Over the past few months, health officials and experts have battled over whether or not to provide booster shots, as all three vaccines still appeared to protect most people against severe COVID. In late September, both the U.S. Food and Drug Administration (FDA) and the Centers for Disease Control and Prevention (CDC) nevertheless decided to go ahead and authorize Pfizer boosters for select groups of people. Now, an advisory committee for the FDA has endorsed booster shots for Moderna and Johnson&Johnson as well. But for the recipients of one of these vaccines, there might be more urgency when it comes to getting another dose.
On Oct. 15, the FDA's Vaccines and Related Biological Products Advisory Committee (VRBPAC) unanimously voted to endorse authorizing a booster dose of Johnson&Johnson to all recipients of the one-shot vaccine, per The New York Times. In a 19-0 vote, the agency recommended that recipients of this vaccine receive a second shot at least two months after the first dose.
This strays from the panel's recommendations for Pfizer and Moderna, as the VRBPAC only endorsed boosters of these two vaccines for certain recipients: those 65 years and older and those younger who are at higher risk due to medical, occupational, or institutional reasons. The timeline is also accelerated for Johnson&Johnson recipients, who can get another shot after two months instead of the six months recommended for Pfizer and Moderna boosters. The FDA does not have to follow the panel's advice, but it usually does.
Many of the panel members noted that they viewed the Johnson&Johnson booster as more of a second shot, like Moderna and Pfizer already have, rather than a booster on par with the mRNA vaccines. "I certainly agree with my colleagues that this does look more like a two-dose vaccine," VRBPAC member Michael Nelson, MD, said, per CNBC.

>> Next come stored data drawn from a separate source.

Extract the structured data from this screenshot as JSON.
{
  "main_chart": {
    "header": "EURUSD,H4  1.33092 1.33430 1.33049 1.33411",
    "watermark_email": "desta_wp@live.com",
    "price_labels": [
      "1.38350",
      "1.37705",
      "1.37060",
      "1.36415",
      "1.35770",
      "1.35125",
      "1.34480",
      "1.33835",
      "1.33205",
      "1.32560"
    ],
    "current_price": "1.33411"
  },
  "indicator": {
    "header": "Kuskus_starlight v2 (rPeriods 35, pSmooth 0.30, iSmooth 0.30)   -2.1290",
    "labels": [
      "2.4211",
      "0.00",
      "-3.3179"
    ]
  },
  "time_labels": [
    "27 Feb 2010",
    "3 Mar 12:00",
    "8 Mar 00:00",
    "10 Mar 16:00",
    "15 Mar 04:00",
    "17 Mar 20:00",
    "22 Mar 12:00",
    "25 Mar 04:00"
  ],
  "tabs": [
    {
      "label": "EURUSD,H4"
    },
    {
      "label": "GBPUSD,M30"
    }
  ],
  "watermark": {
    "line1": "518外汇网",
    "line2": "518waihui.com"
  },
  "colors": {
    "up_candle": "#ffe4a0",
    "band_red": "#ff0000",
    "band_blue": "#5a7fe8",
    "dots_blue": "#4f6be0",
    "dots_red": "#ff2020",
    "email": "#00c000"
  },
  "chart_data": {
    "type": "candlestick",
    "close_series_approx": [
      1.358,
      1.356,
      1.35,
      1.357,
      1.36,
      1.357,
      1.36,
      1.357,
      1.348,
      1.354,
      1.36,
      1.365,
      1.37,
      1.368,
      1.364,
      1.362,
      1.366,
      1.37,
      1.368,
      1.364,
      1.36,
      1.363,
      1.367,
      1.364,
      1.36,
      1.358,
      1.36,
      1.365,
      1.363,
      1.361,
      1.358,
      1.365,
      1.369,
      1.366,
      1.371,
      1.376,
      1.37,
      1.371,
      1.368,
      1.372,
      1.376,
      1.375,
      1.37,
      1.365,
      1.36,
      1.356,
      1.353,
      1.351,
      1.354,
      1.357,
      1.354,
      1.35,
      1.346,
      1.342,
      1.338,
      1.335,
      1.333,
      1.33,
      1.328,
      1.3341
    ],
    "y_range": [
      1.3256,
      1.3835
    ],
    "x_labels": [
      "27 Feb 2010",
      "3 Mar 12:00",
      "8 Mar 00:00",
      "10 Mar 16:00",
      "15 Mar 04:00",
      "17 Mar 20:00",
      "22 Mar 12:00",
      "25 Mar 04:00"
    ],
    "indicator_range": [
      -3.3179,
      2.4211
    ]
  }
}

Amanda Cohn, MD, an official from the CDC, added to the committee that, "The effectiveness or protection of a single dose of the J&J vaccine is not equivalent to protection at this time with either two doses of an mRNA vaccine and certainly not in those groups who have now been authorized to receive a booster dose of an mRNA vaccine," per CNN. According to Cohn, various studies suggest that real-world efficacy of Johnson&Johnson's one-shot is only around 50 to 68 percent against both infection and hospitalization.
The committee's decision was also made despite Johnson&Johnson's actual data on its booster shots being "a little bit immature and somewhat scant in multiple areas," Nelson said. The vaccine manufacturer only presented data based on a group of 17 volunteers given boosters six months after first shots and a larger study of 51 trial participants who were given a booster two months after the first dose, according to CNBC.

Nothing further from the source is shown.